REPUBLIKA.CO.ID, JAKARTA -- Ketua Bawaslu DKI Jakarta, Mimah Susanti, mengatakan saksi dugaan pelanggaran politik uang cenderung sulit dimintai keterangan. Saksi diduga sudah menyadari bahwa ada sanksi pidana kepada pemberi dan penerima politik uang.
"Tidak mudah mencari saksi dalam menangani bukti laporan dugaan politik uang. Kadang saksi tidak mau dijadikan pihak yang memberi keterangan kepada pengawas di lapangan. Sebab, mereka menyadari bahwa pemberi dan penerima sama-sama ini akan menerima sanksi pidana," ujar Mimah kepada wartawan usai diskusi di Cikini, Jakarta Pusat, Sabtu (15/4).
Karena itu, dia menampik jika ada pihak yang menyebut penanganan Bawaslu DKI terhadap dugaan pelanggaran terkesan lambat. Mimah mengungkapkan, Bawaslu bekerja sesuai temuan di lapangan dan laporan dari masyarakat.
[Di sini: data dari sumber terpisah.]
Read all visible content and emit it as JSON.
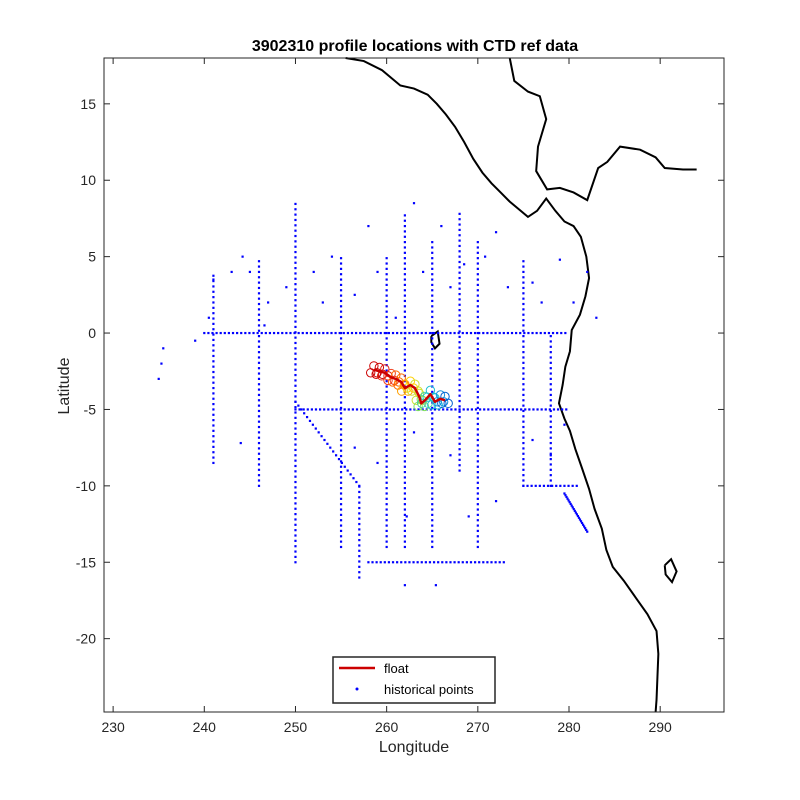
{
  "chart_data": {
    "type": "scatter",
    "title": "3902310 profile locations with CTD ref data",
    "xlabel": "Longitude",
    "ylabel": "Latitude",
    "xlim": [
      229,
      297
    ],
    "ylim": [
      -24.8,
      18
    ],
    "xticks": [
      230,
      240,
      250,
      260,
      270,
      280,
      290
    ],
    "yticks": [
      15,
      10,
      5,
      0,
      -5,
      -10,
      -15,
      -20
    ],
    "grid": false,
    "legend_position": "bottom-center",
    "legend": [
      {
        "label": "float",
        "color": "#cc0000",
        "marker": "line"
      },
      {
        "label": "historical points",
        "color": "#0000ff",
        "marker": "dot"
      }
    ],
    "float_track": [
      [
        258.6,
        -2.4
      ],
      [
        259.2,
        -2.5
      ],
      [
        259.8,
        -2.6
      ],
      [
        260.5,
        -2.9
      ],
      [
        261.0,
        -3.0
      ],
      [
        261.6,
        -3.2
      ],
      [
        262.0,
        -3.6
      ],
      [
        262.6,
        -3.4
      ],
      [
        263.1,
        -3.6
      ],
      [
        263.6,
        -4.2
      ],
      [
        263.8,
        -4.6
      ],
      [
        264.2,
        -4.4
      ],
      [
        264.8,
        -4.0
      ],
      [
        265.3,
        -4.5
      ],
      [
        265.9,
        -4.3
      ],
      [
        266.4,
        -4.4
      ]
    ],
    "historical_lines": {
      "vertical": [
        {
          "lon": 250,
          "lat_from": -15,
          "lat_to": 8.5
        },
        {
          "lon": 265,
          "lat_from": -14,
          "lat_to": 6
        },
        {
          "lon": 275,
          "lat_from": -10,
          "lat_to": 5
        },
        {
          "lon": 257,
          "lat_from": -16,
          "lat_to": -10
        },
        {
          "lon": 255,
          "lat_from": -14,
          "lat_to": 5
        },
        {
          "lon": 260,
          "lat_from": -14,
          "lat_to": 5
        },
        {
          "lon": 262,
          "lat_from": -14,
          "lat_to": 8
        },
        {
          "lon": 270,
          "lat_from": -14,
          "lat_to": 6
        },
        {
          "lon": 278,
          "lat_from": -10,
          "lat_to": 0
        },
        {
          "lon": 268,
          "lat_from": -9,
          "lat_to": 8
        },
        {
          "lon": 246,
          "lat_from": -10,
          "lat_to": 5
        },
        {
          "lon": 241,
          "lat_from": -8.5,
          "lat_to": 4
        }
      ],
      "horizontal": [
        {
          "lat": 0,
          "lon_from": 240,
          "lon_to": 280
        },
        {
          "lat": -5,
          "lon_from": 250,
          "lon_to": 280
        },
        {
          "lat": -10,
          "lon_from": 275,
          "lon_to": 281
        },
        {
          "lat": -15,
          "lon_from": 258,
          "lon_to": 273
        }
      ],
      "diagonal": [
        {
          "from": [
            250,
            -4.5
          ],
          "to": [
            257,
            -10
          ]
        },
        {
          "from": [
            279.5,
            -10.5
          ],
          "to": [
            282,
            -13
          ]
        }
      ],
      "extra_points": [
        [
          235,
          -3
        ],
        [
          235.5,
          -1
        ],
        [
          235.3,
          -2
        ],
        [
          239,
          -0.5
        ],
        [
          240.5,
          1
        ],
        [
          241,
          3.5
        ],
        [
          243,
          4
        ],
        [
          244.2,
          5
        ],
        [
          245,
          4
        ],
        [
          246.6,
          0.5
        ],
        [
          247,
          2
        ],
        [
          249,
          3
        ],
        [
          252,
          4
        ],
        [
          253,
          2
        ],
        [
          254,
          5
        ],
        [
          256.5,
          2.5
        ],
        [
          258,
          7
        ],
        [
          259,
          4
        ],
        [
          261,
          1
        ],
        [
          263,
          8.5
        ],
        [
          264,
          4
        ],
        [
          266,
          7
        ],
        [
          267,
          3
        ],
        [
          268.5,
          4.5
        ],
        [
          270.8,
          5
        ],
        [
          272,
          6.6
        ],
        [
          273.3,
          3
        ],
        [
          276,
          3.3
        ],
        [
          277,
          2
        ],
        [
          279,
          4.8
        ],
        [
          280.5,
          2
        ],
        [
          282,
          4
        ],
        [
          283,
          1
        ],
        [
          256.5,
          -7.5
        ],
        [
          259,
          -8.5
        ],
        [
          263,
          -6.5
        ],
        [
          267,
          -8
        ],
        [
          269,
          -12
        ],
        [
          272,
          -11
        ],
        [
          276,
          -7
        ],
        [
          278,
          -8
        ],
        [
          279.5,
          -6
        ],
        [
          265.4,
          -16.5
        ],
        [
          262,
          -16.5
        ],
        [
          244,
          -7.2
        ],
        [
          262.2,
          -12
        ]
      ]
    },
    "coastline_color": "#000000"
  }
}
Dalam memproses temuan pelanggaran, pengawas pemilu setempat berdasarkan kepada penelusuran alat bukti dan saksi. "Maka dari itu kami mengharapkan masyarakat DKI Jakarta menyadari betul untuk mengatakan tidak kepada ketidakmauan memberikan keterangan," kata Mimah.
Dia menuturkan, sepanjang periode kedua Pilkada DKI, sudah ada lebih dari 10 dugaan pelanggaran yang ditangani. Contohnya, kata Mimah, penanganan laporan mengenai video kampanye yang mengarah unsur SARA, dugaan politik uang di Klender, laporan mengenai ATM DKI, dan laporan terkait kartu Jakarta Lansia.